Install apptainer from here
git clone https://github.com/robot-perception-group/SmartMocap.git
cd SmartMocap
apptainer build --sandbox ./smartmocap_apptainer apptainer.def
apptainer shell --nv ./smartmocap_apptainer
poetry install
Download the dataset you want to use and extract the tar file.

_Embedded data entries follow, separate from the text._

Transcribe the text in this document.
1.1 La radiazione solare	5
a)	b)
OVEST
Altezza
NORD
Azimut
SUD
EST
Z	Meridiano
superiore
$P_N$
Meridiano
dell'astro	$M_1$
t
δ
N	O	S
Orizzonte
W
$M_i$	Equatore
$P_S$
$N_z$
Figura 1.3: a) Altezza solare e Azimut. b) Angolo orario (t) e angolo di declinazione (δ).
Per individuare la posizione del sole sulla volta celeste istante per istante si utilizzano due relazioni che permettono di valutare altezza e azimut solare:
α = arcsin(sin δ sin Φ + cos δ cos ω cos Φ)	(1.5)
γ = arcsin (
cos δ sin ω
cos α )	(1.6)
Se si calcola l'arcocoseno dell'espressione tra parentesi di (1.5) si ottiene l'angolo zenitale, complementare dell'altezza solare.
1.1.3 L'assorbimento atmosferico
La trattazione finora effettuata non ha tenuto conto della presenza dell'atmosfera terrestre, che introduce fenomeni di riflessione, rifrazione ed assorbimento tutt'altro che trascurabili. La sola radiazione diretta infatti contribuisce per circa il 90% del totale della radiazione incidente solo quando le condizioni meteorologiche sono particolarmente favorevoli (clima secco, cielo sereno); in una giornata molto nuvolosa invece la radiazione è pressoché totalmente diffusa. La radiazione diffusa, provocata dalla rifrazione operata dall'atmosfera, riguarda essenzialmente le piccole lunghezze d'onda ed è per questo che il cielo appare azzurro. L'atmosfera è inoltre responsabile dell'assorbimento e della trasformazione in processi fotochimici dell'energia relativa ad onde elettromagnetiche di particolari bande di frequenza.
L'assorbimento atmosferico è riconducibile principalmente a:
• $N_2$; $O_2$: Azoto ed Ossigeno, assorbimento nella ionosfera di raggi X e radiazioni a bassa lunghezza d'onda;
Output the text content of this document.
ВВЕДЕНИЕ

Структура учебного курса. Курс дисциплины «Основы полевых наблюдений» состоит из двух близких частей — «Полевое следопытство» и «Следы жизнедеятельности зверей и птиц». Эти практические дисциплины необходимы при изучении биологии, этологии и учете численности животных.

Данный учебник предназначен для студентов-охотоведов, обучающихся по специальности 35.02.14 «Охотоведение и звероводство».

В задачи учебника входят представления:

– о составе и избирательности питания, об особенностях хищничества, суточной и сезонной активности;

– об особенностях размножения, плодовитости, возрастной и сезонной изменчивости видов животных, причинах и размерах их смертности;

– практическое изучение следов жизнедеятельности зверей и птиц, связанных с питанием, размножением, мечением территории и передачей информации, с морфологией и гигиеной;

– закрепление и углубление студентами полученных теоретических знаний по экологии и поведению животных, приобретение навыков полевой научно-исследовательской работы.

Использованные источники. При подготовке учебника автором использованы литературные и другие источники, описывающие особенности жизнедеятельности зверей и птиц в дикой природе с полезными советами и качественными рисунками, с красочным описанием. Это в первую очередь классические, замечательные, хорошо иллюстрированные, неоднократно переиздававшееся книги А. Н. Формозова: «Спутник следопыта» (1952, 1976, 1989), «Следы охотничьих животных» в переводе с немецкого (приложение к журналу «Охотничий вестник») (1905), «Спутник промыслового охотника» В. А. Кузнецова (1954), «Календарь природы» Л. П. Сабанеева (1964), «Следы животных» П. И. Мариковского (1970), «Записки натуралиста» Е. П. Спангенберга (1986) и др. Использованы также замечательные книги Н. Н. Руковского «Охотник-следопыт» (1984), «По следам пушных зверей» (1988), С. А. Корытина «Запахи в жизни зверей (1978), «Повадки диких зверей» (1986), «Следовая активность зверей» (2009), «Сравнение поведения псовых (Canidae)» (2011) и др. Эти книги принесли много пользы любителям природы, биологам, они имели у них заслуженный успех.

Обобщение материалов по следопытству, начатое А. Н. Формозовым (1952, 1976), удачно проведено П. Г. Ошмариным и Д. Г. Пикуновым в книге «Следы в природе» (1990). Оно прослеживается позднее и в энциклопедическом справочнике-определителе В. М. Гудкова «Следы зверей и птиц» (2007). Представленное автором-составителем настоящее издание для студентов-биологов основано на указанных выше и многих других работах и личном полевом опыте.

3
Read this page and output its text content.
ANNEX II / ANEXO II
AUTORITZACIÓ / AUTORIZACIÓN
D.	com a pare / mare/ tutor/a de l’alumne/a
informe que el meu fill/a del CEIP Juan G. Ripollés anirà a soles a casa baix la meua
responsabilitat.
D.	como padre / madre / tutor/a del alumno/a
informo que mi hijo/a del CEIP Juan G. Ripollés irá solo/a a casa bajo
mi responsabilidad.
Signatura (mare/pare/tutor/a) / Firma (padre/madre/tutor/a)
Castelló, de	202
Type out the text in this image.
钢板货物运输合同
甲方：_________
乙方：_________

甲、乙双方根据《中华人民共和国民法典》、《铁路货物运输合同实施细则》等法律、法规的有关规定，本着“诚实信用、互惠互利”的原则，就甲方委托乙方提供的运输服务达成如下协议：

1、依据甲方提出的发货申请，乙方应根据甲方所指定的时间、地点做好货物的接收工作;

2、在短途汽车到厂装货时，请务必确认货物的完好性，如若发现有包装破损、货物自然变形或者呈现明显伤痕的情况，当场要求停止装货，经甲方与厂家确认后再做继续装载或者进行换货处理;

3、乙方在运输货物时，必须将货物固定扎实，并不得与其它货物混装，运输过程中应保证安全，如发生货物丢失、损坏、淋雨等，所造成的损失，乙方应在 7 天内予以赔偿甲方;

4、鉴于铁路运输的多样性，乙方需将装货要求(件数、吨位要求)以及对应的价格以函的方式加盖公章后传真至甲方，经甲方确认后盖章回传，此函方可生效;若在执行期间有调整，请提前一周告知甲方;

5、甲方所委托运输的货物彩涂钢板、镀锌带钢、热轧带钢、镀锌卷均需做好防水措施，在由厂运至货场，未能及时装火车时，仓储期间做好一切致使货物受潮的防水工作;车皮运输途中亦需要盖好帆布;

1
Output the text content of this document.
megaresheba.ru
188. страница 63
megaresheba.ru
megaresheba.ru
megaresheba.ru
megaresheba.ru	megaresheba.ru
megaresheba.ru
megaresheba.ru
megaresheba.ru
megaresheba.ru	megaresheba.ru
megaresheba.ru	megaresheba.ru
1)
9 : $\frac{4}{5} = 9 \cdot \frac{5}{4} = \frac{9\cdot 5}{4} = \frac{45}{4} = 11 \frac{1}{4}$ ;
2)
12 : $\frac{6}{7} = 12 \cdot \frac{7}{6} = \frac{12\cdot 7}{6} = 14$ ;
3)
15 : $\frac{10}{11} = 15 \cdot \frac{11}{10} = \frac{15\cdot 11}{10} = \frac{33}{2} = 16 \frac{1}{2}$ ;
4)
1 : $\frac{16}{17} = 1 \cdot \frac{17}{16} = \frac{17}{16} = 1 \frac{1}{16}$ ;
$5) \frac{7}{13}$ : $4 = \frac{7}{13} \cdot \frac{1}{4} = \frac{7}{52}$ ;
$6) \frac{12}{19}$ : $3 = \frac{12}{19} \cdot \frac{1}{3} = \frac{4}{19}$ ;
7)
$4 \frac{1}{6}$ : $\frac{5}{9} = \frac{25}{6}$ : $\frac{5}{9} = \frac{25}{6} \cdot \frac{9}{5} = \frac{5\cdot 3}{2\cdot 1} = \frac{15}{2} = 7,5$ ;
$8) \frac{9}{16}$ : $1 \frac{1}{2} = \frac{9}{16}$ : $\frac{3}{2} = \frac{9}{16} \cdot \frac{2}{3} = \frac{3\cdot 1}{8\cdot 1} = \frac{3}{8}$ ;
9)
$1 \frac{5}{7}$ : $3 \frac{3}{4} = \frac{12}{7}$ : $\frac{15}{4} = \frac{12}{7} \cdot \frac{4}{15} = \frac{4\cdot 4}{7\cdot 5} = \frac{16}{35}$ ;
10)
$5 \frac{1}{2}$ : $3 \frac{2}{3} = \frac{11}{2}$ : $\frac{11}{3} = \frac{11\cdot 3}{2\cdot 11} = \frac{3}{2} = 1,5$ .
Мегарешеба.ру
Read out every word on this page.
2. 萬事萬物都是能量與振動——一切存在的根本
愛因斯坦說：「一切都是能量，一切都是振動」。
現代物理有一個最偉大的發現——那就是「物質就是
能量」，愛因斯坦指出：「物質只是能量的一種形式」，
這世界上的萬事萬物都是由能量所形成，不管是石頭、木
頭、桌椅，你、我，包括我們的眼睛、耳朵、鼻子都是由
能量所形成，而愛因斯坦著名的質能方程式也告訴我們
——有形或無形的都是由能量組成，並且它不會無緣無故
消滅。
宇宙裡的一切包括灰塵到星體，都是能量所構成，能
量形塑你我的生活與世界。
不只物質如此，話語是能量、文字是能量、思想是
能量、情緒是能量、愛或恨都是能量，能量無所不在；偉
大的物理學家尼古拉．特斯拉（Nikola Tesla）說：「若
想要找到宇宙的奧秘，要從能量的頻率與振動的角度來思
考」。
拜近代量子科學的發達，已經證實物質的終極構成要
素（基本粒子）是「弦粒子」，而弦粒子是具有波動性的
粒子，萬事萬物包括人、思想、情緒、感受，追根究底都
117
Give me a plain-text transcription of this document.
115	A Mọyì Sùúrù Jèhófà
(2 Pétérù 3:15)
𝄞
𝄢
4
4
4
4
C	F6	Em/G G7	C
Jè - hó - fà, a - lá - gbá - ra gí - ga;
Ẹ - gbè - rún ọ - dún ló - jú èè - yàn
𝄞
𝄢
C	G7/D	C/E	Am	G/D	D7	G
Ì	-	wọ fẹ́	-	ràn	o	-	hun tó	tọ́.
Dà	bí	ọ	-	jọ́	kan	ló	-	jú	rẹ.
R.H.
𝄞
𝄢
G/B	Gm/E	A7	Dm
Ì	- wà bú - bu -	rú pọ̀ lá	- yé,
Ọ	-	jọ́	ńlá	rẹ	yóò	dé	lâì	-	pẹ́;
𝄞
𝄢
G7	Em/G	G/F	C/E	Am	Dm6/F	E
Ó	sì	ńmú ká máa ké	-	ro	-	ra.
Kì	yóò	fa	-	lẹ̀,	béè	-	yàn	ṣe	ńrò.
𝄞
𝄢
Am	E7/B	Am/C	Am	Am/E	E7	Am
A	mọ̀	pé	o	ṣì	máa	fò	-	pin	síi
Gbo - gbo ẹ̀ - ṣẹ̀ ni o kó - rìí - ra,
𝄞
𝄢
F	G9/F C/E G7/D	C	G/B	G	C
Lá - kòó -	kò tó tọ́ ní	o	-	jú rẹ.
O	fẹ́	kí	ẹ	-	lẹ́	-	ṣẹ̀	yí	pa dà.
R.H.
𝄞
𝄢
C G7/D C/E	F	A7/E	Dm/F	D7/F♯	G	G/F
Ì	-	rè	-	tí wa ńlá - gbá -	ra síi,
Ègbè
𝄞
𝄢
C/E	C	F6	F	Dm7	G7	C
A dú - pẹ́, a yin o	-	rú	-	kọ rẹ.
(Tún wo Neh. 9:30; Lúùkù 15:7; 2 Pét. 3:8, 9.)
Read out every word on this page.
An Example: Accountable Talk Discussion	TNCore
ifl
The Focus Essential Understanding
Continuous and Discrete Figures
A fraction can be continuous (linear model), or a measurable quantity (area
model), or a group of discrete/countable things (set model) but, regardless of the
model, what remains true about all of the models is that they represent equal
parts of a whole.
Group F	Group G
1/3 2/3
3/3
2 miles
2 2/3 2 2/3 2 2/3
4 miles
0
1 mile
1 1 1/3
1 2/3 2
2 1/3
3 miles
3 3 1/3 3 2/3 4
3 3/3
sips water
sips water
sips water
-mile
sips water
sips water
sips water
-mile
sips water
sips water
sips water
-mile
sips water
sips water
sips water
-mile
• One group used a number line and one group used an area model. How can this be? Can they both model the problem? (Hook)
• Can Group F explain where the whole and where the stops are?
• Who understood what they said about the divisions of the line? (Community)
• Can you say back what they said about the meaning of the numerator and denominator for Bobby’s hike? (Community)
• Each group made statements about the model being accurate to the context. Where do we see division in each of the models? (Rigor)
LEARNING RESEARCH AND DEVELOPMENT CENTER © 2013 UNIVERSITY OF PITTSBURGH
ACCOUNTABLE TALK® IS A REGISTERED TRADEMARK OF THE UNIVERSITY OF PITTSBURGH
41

Download the MOP pretrained checkpoint file here
Download SMPL models from https://smpl.is.tue.mpg.de/
Download VPoser model v2.0 from https://smpl-x.is.tue.mpg.de/
All the hyperparameters and paths need to be set in the file src/mcms/fitting_scripts/fit_config.yml
. Descriptions are in the file itself.
For quicker execution on a particular dataset, we provide config for each dataset. You still need to set the paths (e.g. dataset path) in these files.
- SmartMocap data:
src/mcms/fitting_scripts/smartmocap_config.yml
- RICH data:
src/mcms/fitting_scripts/rich_config.yml
- Airpose data:
src/mcms/fitting_scripts/airpose_config.yml
Replace the content ofsrc/mcms/fitting_scripts/fit_config.yml
with the content of any desired dataset config file to run on that dataset.
apptainer shell --nv ./smartmocap_apptainer
. .venv/bin/activate
python src/mcms/fitting_scripts/fitting_in_vp_latent_multires.py name_of_the_trial
Results will be in the folder Smartmocap_logs/fittings/name_of_the_trial
.
Use the scripts src/mcms/eval_scripts/viz.py
and src/mcms/eval_scripts/viz_static.py
. Edit the data
variable in these scripts to pointing to the .npz
file generated in the logs directory above.